Abstract

This article examines the impact of EU law in international commercial arbitration. EU law has become increasingly relevant in the world of commercial arbitration and while this may not at first seem to be a problem, this article argues that EU law has a distinctive nature which makes it fundamentally incompatible with the arbitral legal order. In effect, the EU legal order has developed on the basis of a direct trilateral relationship between disputes involving EU law, national courts and the European Court. When we are concerned with ordinary judicial proceedings, this relationship is classically supported by the ‘principle of effectiveness’ identified in the case-law of the European Court, which requires national procedures to enable individuals to bring claims based on EU law.
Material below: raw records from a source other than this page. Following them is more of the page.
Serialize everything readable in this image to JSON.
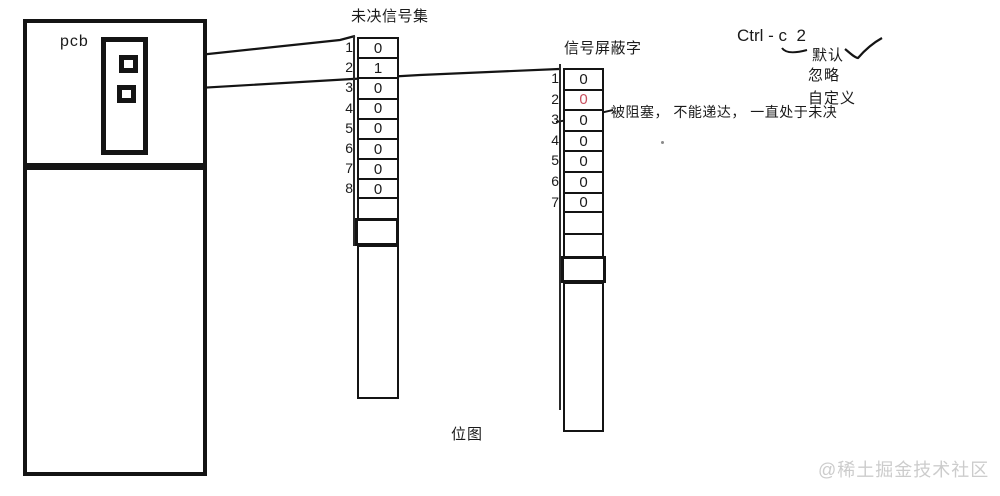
{
  "pcb": {
    "label": "pcb"
  },
  "pending_set": {
    "title": "未决信号集",
    "cells": [
      {
        "n": "1",
        "v": "0",
        "red": false
      },
      {
        "n": "2",
        "v": "1",
        "red": false
      },
      {
        "n": "3",
        "v": "0",
        "red": false
      },
      {
        "n": "4",
        "v": "0",
        "red": false
      },
      {
        "n": "5",
        "v": "0",
        "red": false
      },
      {
        "n": "6",
        "v": "0",
        "red": false
      },
      {
        "n": "7",
        "v": "0",
        "red": false
      },
      {
        "n": "8",
        "v": "0",
        "red": false
      }
    ]
  },
  "mask_word": {
    "title": "信号屏蔽字",
    "cells": [
      {
        "n": "1",
        "v": "0",
        "red": false
      },
      {
        "n": "2",
        "v": "0",
        "red": true
      },
      {
        "n": "3",
        "v": "0",
        "red": false
      },
      {
        "n": "4",
        "v": "0",
        "red": false
      },
      {
        "n": "5",
        "v": "0",
        "red": false
      },
      {
        "n": "6",
        "v": "0",
        "red": false
      },
      {
        "n": "7",
        "v": "0",
        "red": false
      }
    ]
  },
  "annotation": {
    "blocked_note": "被阻塞， 不能递达， 一直处于未决"
  },
  "shortcut": {
    "label": "Ctrl - c  2"
  },
  "options": {
    "default": "默认",
    "ignore": "忽略",
    "custom": "自定义"
  },
  "bitmap_label": "位图",
  "watermark": "@稀土掘金技术社区",
  "colors": {
    "ink": "#141414",
    "red_value": "#c8505f",
    "watermark": "#cccccc"
  }
}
Crucially, however, the procedural demands that could be made by the EU legal order are limited by the twin ‘principle of national procedural autonomy’, meaning the Court refrains from directly prescribing modalities for access to national courts and leaves discretion for States to set procedures. Contrasting with this analytical framework, it is here argued that once claims based on EU law fall within the sphere of arbitration, the principle of national procedural autonomy is inoperative and the EU legal order can dictate the terms of review. It is submitted that the effectiveness of EU law is assured not by the standard principle of effectiveness but by the principle of effective judicial protection, thus securing the procedural primacy of EU law in the arbitral legal order.